Apr 5, 2013

Cinematters: Roger Ebert: 1942 - 2013

I never met or knew Roger Ebert, and despite his curiosity about other writers, I doubt he ever read any of my work, but, just as is the case for many other film critics, he was a huge part of why I do what I do. I can’t possibly do the man justice, but here are some thoughts, some personal reflections, prompted by his passing yesterday.

When I was about 12 my family got a new computer, it was the early 90′s, and it had one of those new fangled CD ROM drives. With it my parents got me a program called Cinemania; a sort of illustrated movie guide with thousands of review on it, to serve my growing obsession with movies. There were three critics whose reviews were included on this programme. Every film had a review by Leonard Maltin, but over and over again I found myself drawn to the titles (about one in five, as I recall) that had reviews by Roger Ebert. Maltin’s reviews were short bites of opinion, Ebert delved more, in a way that I hadn’t seen before. His writing on film wasn’t objective, wasn’t looking from a distance, it was about personal response both in terms of interpreting and qualitatively evaluating the films he saw. It’s probably no exaggeration to say that, without really understanding that I was doing so at the time, I studied those reviews as seriously as I studied any homework ever given to me. Pauline Kael (the other critic included on some of the entries in Cinemania) was perhaps a bit highbrow for my liking at the time, but Ebert was the first person who really made the idea of evaluating a film beyond the simplistic ‘I liked that’ or ‘I didn’t like that’ response accessible to me.

I think I could probably do with taking a page from Roger Ebert’s book in my approach to what I do. Over the last few years, especially after he lost his voice to cancer, it was my impression that Ebert began giving a pass to a lot of films I felt didn’t deserve one, but I admired his attitude of always walking into a film hoping to be impressed by it, and his willingness – which sometimes seems to go away in older critics – to embrace new cinema and new filmmakers with great zeal; to champion them rather than bemoan the idea of movies getting worse each year. I aspire to do this myself, and there are few greater joys than when I am able to hold something up and say ‘look what I found, it’s brilliant’.

Ebert embraced the new in other ways too, especially through blogging, which seemed to give him back the voice that was taken from him. His posts were often moving and funny in the same breath, but what was just as impressive for me was the way he encouraged writers, both his ‘far flung correspondents’ and other critics making a name for themselves online. Ebert was, in many ways, the inverse of the snobbery that the likes of Armond White have displayed toward young and online film writers. I was already writing before I really saw this from Ebert, but it gladdened me to see someone so respected and so long established in the field display such a gracious, even excited, attitude towards the way criticism has opened up through the internet.

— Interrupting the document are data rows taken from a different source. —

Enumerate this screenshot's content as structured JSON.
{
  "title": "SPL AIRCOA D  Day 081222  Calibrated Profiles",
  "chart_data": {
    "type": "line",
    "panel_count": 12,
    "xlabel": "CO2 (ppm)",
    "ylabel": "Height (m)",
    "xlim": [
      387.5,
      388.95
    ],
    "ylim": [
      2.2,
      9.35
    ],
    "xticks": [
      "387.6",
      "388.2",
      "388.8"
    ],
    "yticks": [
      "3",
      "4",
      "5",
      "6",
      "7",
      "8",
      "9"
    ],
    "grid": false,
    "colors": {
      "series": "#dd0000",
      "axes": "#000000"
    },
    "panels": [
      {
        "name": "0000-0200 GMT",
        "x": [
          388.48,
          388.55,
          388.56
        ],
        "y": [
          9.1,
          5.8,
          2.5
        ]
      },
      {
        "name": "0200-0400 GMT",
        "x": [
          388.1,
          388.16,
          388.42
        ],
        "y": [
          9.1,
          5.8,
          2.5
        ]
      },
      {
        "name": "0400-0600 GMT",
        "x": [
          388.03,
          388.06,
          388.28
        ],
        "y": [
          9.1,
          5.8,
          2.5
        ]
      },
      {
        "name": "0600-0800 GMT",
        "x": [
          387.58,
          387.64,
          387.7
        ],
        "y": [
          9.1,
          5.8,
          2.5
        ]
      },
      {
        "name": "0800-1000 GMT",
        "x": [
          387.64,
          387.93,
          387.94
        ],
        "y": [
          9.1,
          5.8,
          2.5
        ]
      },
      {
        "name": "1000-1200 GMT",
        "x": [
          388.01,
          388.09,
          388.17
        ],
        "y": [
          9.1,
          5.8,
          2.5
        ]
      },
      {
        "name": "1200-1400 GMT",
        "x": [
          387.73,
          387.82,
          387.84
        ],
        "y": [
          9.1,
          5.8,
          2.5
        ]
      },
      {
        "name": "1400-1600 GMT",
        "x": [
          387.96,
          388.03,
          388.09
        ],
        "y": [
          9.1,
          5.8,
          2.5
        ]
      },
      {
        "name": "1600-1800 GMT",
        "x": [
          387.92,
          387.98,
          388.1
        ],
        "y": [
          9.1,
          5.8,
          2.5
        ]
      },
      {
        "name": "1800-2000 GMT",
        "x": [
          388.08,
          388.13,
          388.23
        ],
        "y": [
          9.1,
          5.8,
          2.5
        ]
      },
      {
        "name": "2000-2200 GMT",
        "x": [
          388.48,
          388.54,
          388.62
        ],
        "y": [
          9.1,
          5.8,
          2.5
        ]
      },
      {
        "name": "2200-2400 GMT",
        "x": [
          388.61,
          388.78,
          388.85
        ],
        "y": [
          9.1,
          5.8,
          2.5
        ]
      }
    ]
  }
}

I think the most important lesson that Ebert taught me as both a reader and a writer is that it’s not important how often you agree with a critic, what’s important is that you believe them, that their opinion carries conviction and weight. I sometimes thought Ebert was bonkers, I sometimes found him contradictory, but I always believed that what he wrote was his honest opinion, and that real thought had gone into that opinion. That’s what I aspire to as a critic, not being influential or being agreed with so much as being believed. I also loved his style; a one way conversation that often left you thinking more deeply about even a movie you didn’t like; it’s another thing I try to incorporate into my own work, but will never master in the same way.

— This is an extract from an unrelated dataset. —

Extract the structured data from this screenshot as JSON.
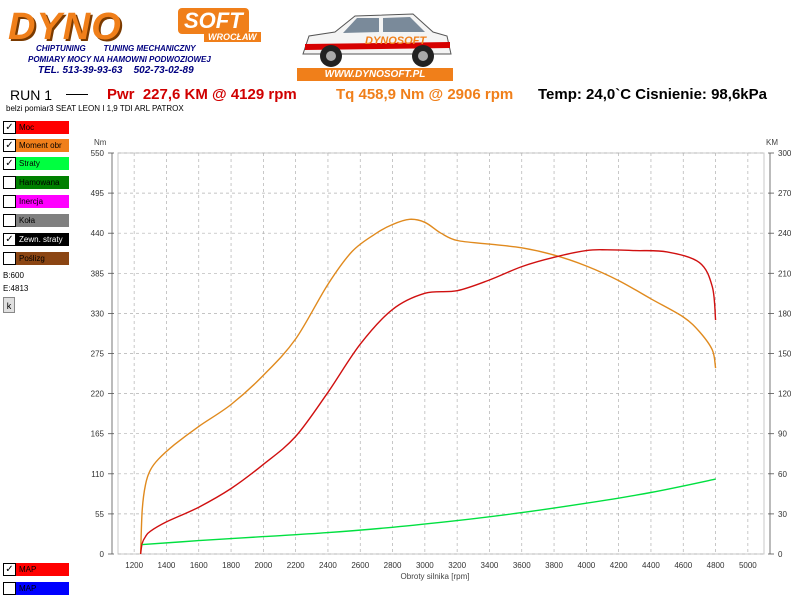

I only ever saw Ebert’s television work years later, thanks to the internet, and while I loved his chemistry with Gene Siskel, and the way they both went out of their ways to review and to champion great little movies, those weren’t the things that really affected the way I saw him, or what I do in terms of writing. For me, it all comes back to the way that great voice translated on to the page. It’s no exaggeration to say that reading Ebert’s reviews when I was twelve years old profoundly changed the way I think about, talk about and write about cinema, perhaps even the way I watch films. Would I have written any of the pieces I’ve written here or elsewhere over the last 13 years had it not been for him? Perhaps, perhaps not, but I think if I had they would be very, very different, and probably not as good.

I didn’t want to write an obituary for Roger Ebert, I’ll leave that to people who knew him, instead I suppose what this piece has become is a personal thank you to the man. He never knew it, but he made a huge difference in my life. Thanks Roger.